De lui faire synagogue

1Jacques Derrida ne s’est pas « éteint », comme on dit. Il rayonne. Il rayonne au présent, car toujours, avec lui, c’est l’heure du don. Il veille, il monte la garde, il nous laisse un trésor d’œuvres à remettre en œuvre à chaque lecture.

2Jacques Derrida n’aura cessé de donner : sa parole, son temps, sa présence, ses séminaires, ses livres, ses langues françaises qui trouvent grâce et force à se retourner plus d’une fois sur la grammaire.

3Lorsque je l’ai reçu, c’était la première fois, à l’université de Heidelberg où j’étais alors, c’était pour une rencontre que j’organisais et à laquelle il avait aussitôt consenti, avec Hans-Georg Gadamer et Philippe Lacoue-Labarthe, le 5 février 1988, sur : Heidegger : Portée philosophique et politique de sa pensée. Et c’est Derrida qui offrait l’hospitalité du débat, interrompant entre Gadamer et lui un silence désaccordé depuis plusieurs années.

41988, c’était une époque d’intense polémique autour de la publication du livre de Victor Farias Heidegger et le nazisme, mais aussi autour des thèses révisionnistes de Faurisson. Il y avait eu le procès Barbie, il y avait « l’affaire Paul de Man » et la parution du livre de Derrida Mémoires – pour Paul de Man… C’est dire que le 5 février 1988 à Heidelberg, il y allait de la responsabilité de la pensée. Et nous étions plus d’un millier dans une attente sans bornes.

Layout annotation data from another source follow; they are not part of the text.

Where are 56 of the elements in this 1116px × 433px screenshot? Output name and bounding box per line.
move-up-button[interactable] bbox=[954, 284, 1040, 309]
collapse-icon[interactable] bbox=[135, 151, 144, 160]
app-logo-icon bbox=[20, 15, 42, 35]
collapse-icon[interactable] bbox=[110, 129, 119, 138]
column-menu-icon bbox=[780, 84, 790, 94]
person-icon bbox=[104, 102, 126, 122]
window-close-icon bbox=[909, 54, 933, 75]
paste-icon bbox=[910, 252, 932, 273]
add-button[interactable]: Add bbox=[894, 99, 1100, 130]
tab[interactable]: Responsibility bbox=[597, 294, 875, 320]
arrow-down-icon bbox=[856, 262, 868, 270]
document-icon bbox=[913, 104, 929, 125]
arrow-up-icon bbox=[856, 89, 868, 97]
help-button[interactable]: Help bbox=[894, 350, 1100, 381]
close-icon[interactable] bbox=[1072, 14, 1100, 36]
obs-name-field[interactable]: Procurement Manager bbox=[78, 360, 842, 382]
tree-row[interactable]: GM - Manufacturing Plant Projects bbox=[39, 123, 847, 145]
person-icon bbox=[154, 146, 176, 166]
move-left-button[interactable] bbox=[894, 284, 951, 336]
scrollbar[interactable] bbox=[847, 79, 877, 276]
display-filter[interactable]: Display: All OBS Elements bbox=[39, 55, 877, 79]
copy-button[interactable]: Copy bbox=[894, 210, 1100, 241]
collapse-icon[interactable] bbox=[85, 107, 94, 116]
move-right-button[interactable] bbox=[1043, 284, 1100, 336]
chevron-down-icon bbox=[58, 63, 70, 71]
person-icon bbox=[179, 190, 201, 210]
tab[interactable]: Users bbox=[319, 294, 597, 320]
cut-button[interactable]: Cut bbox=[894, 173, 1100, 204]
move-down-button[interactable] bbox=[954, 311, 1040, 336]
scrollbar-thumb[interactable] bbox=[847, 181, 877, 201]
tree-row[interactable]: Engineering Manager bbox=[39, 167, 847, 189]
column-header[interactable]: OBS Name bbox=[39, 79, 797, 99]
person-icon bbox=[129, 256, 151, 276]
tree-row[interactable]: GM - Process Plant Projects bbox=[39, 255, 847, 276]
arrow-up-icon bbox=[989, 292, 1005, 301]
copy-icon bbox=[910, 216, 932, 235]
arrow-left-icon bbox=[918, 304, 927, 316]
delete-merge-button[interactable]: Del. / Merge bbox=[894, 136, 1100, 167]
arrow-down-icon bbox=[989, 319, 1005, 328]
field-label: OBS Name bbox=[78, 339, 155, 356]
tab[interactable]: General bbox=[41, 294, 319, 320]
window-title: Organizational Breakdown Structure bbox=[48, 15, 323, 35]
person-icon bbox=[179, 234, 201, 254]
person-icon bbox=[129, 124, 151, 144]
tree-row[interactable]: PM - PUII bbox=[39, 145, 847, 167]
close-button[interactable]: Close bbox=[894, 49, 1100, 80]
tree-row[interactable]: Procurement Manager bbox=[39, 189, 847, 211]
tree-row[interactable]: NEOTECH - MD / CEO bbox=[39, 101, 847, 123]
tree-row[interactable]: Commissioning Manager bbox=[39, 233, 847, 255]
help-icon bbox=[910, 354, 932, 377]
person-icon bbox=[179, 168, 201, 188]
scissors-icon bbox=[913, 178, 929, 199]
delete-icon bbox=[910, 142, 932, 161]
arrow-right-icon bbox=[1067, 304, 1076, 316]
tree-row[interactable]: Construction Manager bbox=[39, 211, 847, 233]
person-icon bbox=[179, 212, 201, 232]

5Et plus d’un millier, sept ans après, à Queen’s University-Ontario, où j’accueillais Jacques Derrida pour un doctorat honoris causa, et où il parla, longuement, de La chance et l’hospitalité[1].

6Entre toutes les grandes leçons qu’il nous aura données à lire, quant aux fins de l’homme, à la Politique de l’amitié, à la Démocratie à venir, quant à la mort que son écriture s’efforçait, texte après texte, de confesser et circonvenir, entre toutes il nous aura enseigné à faire synagogue. De son œuvre faire synagogue. « Synagogue » c’est-à-dire rassemblement, parlement, ainsi qu’il le rappelait, lui qui prenait les mots par les racines, lors des récentes Rencontres de Strasbourg (pour la fondation du Parlement International des Philosophes) avec Jean-Luc Nancy et Philippe Lacoue-Labarthe en juin dernier, rencontres publiées au titre de Penser à Strasbourg :

7« une synagogue, c’est le lieu dit qui dit ou dicte de se rendre ensemble, le lieu où l’on va et vient à la rencontre des autres, l’espace où l’on conduit ses pas et marche côte à côte » [2].

8Et il évoquait, comme une figure de la philosophie qui lui était chère, la figure de la Synagogue représentée en une jeune femme aux yeux bandés, sculptée dans la pierre de la cathédrale de Strasbourg.

9A présent, Jacques Derrida ouvre tout le chemin. Le travail est immense. Il s’avance, il nous devance. Il nous ensemble : il est temps qu’il soit temps de synagogue.

Notes

  • [1]
    Jacques Derrida, La chance et l’hospitalité / Good fortune and Hospitality, Allocution à Queen’s University pour la remise du doctorat honoris causa (28 octobre 1995), précédée de : Mireille Calle-Gruber, Passages, revue Trois, vol. 14, n° 2-3, 1999.
  • [2]
    Jacques Derrida, Le lieu dit : Strasbourg, in Penser à Strasbourg (collectif), Galilée / Ville de Strasbourg, 2004, p. 34-35.